The opening paragraph of the story—part of which is reproduced on this slide—introduces the cosmopolitan character of the setting: It is a European locale that takes on an American flavor. Where else does the story “feel” cosmopolitan? Where else do we see European and American ideas, characters, and manners coming together? And when they do come together, does it create a site of conflict? Of hybridity? How would you characterize it?
Read with your students the final paragraphs of the story, as reprinted on this and the following slide. What do you think of this as an ending for a story about star-crossed love and the death of a lovely and promising young woman? How is James varying the conventions here, with regard to what the “leading man” is supposed to learn from an experience like this?
The names of some of the characters in this story are suggestive–Winterbourne, Daisy, Costello. What shading do those names give to the tale? Do they enhance the realism in some ways? Do they turn the story into a fable? Do they belong in a work of realistic fiction?
The Green Parasol by John Singer Sargent.
Sargent was one of James’s good friends. Like James, he was an American expatriate who lived in Europe and chronicled the life of the upper class in his realistic portraits. This particular painting of young women lounging about in the sun evokes a similar mood to that of stories like Daisy Miller.
What is your final view of this narrator? Is he a dedicated artist? An opportunistic hack? In his pursuit of a kind of truth, has he become irretrievably aesthetic? Reread the passages reproduced on this and the following slide. What’s strange about these passages? What are the cues here about the real situation of the Monarchs that our narrator doesn’t see or prefers not to see?
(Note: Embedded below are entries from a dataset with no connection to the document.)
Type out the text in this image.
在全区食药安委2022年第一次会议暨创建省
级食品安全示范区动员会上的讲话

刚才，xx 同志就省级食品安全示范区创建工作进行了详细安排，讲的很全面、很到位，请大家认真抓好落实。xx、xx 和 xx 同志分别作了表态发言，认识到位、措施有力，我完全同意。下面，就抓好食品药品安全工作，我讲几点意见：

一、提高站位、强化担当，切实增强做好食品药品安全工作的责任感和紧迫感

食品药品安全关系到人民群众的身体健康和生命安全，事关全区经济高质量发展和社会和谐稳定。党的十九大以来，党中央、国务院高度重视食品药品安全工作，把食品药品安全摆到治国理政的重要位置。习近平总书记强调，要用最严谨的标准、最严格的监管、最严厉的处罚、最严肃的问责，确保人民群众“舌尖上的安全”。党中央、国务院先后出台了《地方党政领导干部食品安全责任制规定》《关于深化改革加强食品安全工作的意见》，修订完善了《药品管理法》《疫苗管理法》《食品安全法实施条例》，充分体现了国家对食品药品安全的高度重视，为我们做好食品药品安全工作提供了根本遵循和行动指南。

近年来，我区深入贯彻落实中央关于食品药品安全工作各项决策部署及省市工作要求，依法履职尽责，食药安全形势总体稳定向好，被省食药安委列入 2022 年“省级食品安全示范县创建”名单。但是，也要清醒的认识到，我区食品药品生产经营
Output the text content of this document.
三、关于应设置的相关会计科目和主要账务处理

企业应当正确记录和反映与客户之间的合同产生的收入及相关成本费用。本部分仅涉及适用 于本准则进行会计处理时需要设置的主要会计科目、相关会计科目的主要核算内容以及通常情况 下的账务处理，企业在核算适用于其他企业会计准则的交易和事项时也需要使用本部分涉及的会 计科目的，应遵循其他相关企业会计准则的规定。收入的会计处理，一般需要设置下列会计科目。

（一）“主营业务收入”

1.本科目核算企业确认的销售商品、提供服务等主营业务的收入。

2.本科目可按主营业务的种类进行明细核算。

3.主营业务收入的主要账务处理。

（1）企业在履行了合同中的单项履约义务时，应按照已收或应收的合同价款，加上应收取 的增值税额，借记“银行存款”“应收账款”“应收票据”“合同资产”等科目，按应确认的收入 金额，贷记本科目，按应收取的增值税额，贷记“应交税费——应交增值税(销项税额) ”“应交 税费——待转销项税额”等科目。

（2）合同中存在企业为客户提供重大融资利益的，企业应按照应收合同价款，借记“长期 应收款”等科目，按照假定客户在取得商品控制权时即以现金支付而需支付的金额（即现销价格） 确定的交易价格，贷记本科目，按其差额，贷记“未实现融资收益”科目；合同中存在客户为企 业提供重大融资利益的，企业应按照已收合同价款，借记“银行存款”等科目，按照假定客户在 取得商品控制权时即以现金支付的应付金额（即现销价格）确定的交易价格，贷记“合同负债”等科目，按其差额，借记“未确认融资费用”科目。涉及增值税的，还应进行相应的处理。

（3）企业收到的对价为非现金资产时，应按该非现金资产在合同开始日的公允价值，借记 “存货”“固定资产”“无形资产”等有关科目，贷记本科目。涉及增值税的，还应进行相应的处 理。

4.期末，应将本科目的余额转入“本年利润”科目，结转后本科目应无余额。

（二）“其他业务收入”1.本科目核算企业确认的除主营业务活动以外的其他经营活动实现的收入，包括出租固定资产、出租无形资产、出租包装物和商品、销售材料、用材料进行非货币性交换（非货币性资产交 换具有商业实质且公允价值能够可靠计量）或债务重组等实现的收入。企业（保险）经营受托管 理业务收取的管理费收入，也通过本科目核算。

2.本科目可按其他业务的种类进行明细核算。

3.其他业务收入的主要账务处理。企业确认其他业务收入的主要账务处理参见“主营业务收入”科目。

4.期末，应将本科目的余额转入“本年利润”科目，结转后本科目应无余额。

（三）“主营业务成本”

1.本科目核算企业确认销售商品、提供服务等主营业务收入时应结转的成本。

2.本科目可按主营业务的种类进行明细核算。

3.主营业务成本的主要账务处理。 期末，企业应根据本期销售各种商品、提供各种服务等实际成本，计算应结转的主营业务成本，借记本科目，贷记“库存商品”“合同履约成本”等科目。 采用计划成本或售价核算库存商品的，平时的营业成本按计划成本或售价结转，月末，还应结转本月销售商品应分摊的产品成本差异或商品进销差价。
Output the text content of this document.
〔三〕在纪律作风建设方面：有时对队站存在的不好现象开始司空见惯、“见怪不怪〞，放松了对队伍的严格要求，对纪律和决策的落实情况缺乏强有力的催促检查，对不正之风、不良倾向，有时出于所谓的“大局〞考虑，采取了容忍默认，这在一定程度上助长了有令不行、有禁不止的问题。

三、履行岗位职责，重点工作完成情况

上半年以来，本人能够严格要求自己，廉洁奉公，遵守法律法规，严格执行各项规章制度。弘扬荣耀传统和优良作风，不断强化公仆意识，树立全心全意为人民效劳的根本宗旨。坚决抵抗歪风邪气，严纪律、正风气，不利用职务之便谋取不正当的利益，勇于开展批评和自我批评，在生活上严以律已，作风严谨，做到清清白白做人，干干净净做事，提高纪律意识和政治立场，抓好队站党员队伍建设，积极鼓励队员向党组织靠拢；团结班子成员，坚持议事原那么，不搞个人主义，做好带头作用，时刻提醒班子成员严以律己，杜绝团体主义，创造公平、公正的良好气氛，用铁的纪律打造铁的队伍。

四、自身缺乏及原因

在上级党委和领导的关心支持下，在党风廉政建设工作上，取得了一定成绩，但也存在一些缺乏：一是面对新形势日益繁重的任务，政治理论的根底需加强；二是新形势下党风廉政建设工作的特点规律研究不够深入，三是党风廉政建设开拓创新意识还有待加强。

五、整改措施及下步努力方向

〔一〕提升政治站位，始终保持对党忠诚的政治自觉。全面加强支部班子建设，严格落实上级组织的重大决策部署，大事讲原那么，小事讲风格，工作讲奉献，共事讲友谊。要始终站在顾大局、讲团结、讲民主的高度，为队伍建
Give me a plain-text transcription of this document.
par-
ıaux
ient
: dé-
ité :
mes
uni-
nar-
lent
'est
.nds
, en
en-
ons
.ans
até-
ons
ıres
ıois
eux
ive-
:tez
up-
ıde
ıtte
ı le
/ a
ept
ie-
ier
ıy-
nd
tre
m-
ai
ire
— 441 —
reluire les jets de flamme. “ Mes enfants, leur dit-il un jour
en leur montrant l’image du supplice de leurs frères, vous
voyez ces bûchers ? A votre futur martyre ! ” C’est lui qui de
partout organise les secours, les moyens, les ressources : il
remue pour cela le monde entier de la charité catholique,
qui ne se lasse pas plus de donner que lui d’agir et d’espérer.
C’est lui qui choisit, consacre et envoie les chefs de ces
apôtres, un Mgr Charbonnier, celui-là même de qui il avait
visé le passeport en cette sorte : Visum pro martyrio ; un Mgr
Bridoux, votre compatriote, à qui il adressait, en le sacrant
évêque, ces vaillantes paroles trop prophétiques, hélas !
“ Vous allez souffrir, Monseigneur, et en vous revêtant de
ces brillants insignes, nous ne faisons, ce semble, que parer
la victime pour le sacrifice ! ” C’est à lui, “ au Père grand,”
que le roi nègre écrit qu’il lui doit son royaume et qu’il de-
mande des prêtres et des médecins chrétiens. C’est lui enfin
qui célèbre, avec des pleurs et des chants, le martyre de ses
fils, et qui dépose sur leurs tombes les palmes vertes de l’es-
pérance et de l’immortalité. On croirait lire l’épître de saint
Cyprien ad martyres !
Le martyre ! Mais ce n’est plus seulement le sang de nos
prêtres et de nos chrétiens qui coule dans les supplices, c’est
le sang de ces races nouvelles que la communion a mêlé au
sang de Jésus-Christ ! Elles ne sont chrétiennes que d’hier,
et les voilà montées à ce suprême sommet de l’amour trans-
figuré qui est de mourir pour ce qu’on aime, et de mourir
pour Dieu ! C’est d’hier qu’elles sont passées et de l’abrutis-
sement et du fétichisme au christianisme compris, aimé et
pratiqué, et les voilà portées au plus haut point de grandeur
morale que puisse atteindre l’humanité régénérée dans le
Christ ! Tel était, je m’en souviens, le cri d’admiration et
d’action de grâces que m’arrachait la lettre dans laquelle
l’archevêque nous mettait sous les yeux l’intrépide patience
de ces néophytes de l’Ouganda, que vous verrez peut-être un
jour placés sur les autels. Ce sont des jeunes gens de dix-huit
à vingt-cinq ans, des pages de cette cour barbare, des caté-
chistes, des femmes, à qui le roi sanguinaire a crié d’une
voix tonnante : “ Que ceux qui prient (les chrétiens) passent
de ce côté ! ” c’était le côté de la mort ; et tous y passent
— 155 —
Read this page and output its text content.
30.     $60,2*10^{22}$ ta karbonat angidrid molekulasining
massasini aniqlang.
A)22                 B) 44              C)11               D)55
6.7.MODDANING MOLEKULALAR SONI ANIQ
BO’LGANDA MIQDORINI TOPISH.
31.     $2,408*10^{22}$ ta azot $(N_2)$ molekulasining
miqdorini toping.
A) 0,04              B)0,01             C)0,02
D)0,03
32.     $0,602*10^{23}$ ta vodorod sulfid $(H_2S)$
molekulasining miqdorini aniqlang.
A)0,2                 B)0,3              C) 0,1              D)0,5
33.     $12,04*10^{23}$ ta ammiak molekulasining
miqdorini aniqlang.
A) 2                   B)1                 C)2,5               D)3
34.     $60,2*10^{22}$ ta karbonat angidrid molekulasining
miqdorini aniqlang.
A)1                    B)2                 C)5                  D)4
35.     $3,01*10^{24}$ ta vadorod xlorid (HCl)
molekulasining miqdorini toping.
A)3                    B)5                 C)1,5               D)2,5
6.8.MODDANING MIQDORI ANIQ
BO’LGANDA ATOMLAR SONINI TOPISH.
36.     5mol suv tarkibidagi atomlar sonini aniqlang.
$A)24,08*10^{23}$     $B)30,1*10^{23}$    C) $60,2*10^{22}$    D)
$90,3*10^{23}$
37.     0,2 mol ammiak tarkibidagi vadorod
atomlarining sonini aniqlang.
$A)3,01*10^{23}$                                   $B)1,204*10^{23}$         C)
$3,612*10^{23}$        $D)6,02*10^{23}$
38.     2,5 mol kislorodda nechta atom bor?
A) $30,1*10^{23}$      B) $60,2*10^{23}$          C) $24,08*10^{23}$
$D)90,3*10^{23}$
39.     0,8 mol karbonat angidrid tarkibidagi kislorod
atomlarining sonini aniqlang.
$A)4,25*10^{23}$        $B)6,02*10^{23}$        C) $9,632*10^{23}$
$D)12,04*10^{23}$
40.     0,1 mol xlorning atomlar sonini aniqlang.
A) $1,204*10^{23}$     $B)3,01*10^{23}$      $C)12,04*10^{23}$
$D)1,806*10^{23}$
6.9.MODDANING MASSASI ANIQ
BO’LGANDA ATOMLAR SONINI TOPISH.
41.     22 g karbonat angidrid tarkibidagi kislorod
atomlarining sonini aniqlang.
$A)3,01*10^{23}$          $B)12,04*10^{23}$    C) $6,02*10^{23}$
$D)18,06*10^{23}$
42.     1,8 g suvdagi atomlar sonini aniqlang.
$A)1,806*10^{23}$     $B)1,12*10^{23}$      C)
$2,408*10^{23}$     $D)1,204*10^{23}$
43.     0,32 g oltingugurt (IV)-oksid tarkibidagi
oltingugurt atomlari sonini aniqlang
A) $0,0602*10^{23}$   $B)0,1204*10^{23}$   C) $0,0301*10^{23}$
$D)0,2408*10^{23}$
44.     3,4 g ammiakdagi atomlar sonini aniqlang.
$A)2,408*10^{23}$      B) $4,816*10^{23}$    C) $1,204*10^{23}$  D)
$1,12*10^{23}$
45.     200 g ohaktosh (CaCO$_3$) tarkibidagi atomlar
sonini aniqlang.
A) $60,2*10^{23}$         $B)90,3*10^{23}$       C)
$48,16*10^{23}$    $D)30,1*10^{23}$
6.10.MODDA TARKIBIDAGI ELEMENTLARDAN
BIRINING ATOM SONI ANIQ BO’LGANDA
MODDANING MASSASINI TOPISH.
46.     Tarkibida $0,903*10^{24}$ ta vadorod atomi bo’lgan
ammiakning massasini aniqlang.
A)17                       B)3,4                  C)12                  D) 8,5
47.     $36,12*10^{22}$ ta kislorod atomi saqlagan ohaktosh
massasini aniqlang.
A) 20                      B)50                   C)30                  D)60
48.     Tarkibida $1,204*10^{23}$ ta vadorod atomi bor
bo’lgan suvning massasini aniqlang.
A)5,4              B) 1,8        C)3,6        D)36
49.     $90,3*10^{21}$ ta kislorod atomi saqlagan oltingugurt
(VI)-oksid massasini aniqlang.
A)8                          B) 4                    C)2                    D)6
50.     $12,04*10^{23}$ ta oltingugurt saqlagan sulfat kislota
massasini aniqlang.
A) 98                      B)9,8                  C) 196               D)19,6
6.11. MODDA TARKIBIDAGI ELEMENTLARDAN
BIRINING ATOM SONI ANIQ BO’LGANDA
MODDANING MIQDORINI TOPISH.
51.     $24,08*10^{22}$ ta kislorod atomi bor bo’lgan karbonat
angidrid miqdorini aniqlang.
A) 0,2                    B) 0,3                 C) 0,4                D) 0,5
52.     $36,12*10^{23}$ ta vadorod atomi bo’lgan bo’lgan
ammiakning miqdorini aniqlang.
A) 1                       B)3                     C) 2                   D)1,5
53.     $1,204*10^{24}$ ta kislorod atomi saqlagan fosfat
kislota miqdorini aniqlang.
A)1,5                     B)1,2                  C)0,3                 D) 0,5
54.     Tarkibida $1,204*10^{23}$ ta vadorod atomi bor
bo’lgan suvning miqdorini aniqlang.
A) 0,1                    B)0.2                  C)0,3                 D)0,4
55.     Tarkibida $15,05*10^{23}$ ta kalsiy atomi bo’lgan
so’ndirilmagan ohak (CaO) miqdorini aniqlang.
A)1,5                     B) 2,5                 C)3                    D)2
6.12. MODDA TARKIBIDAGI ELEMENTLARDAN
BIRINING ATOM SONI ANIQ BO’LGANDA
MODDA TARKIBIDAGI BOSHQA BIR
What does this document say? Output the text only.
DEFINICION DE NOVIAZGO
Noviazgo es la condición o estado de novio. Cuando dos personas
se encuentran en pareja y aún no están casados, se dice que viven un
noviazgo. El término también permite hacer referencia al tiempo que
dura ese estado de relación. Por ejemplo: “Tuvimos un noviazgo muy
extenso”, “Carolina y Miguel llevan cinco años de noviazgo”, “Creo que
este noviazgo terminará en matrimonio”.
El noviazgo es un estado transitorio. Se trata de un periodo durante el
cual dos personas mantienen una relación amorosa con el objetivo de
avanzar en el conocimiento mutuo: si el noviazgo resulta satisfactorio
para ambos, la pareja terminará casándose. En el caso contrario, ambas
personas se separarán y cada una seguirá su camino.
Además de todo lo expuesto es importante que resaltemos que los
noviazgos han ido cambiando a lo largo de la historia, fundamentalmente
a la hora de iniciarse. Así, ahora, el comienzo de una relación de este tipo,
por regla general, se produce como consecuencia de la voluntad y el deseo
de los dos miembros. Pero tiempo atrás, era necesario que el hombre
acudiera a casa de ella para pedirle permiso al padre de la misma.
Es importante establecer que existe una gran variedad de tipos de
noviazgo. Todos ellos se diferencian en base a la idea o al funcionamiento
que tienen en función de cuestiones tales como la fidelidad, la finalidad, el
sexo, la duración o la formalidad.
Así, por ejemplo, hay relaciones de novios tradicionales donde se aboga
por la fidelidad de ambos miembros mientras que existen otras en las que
In addition to discussing your students’ perception of the narrator in these passages, discuss what remains unsaid in Mrs. Monarch’s italicized statement that she “thought we might be more like some characters.” What is she referring to? Why doesn’t she say it outright? What is the effect that James produces of having her merely hint at what she means? Such statements raise the question of how “real” the Monarchs are outside the realm of the studio. Is there something inherently artificial about their actual life?
Marcher says to May, “What saves us, you know, is that we answer so completely to so usual an appearance: that of the man and woman whose friendship has become such a daily habit—or almost—as to be at last indispensable.” What is packed into this sentence, indicating what Marcher sees about himself and life, and what he doesn’t see?
May Bartram keeps her silence until the very end of her life, thereby dooming not only Marcher’s hopes for happiness but her own as well. (The text reproduced on this slide is May’s final, halting admission to Marcher of all that she’d been holding inside for so long.) Why does she do that? Is this plausible? Have we lost this ability to wait so stoically for others to perceive—or did we ever have it? James’s characters are often astoundingly mum about big secrets, waiting, to the point of immolation, for others to figure them out. Why does he bring us into the company of such people, keenly watching and waiting for one another to catch on?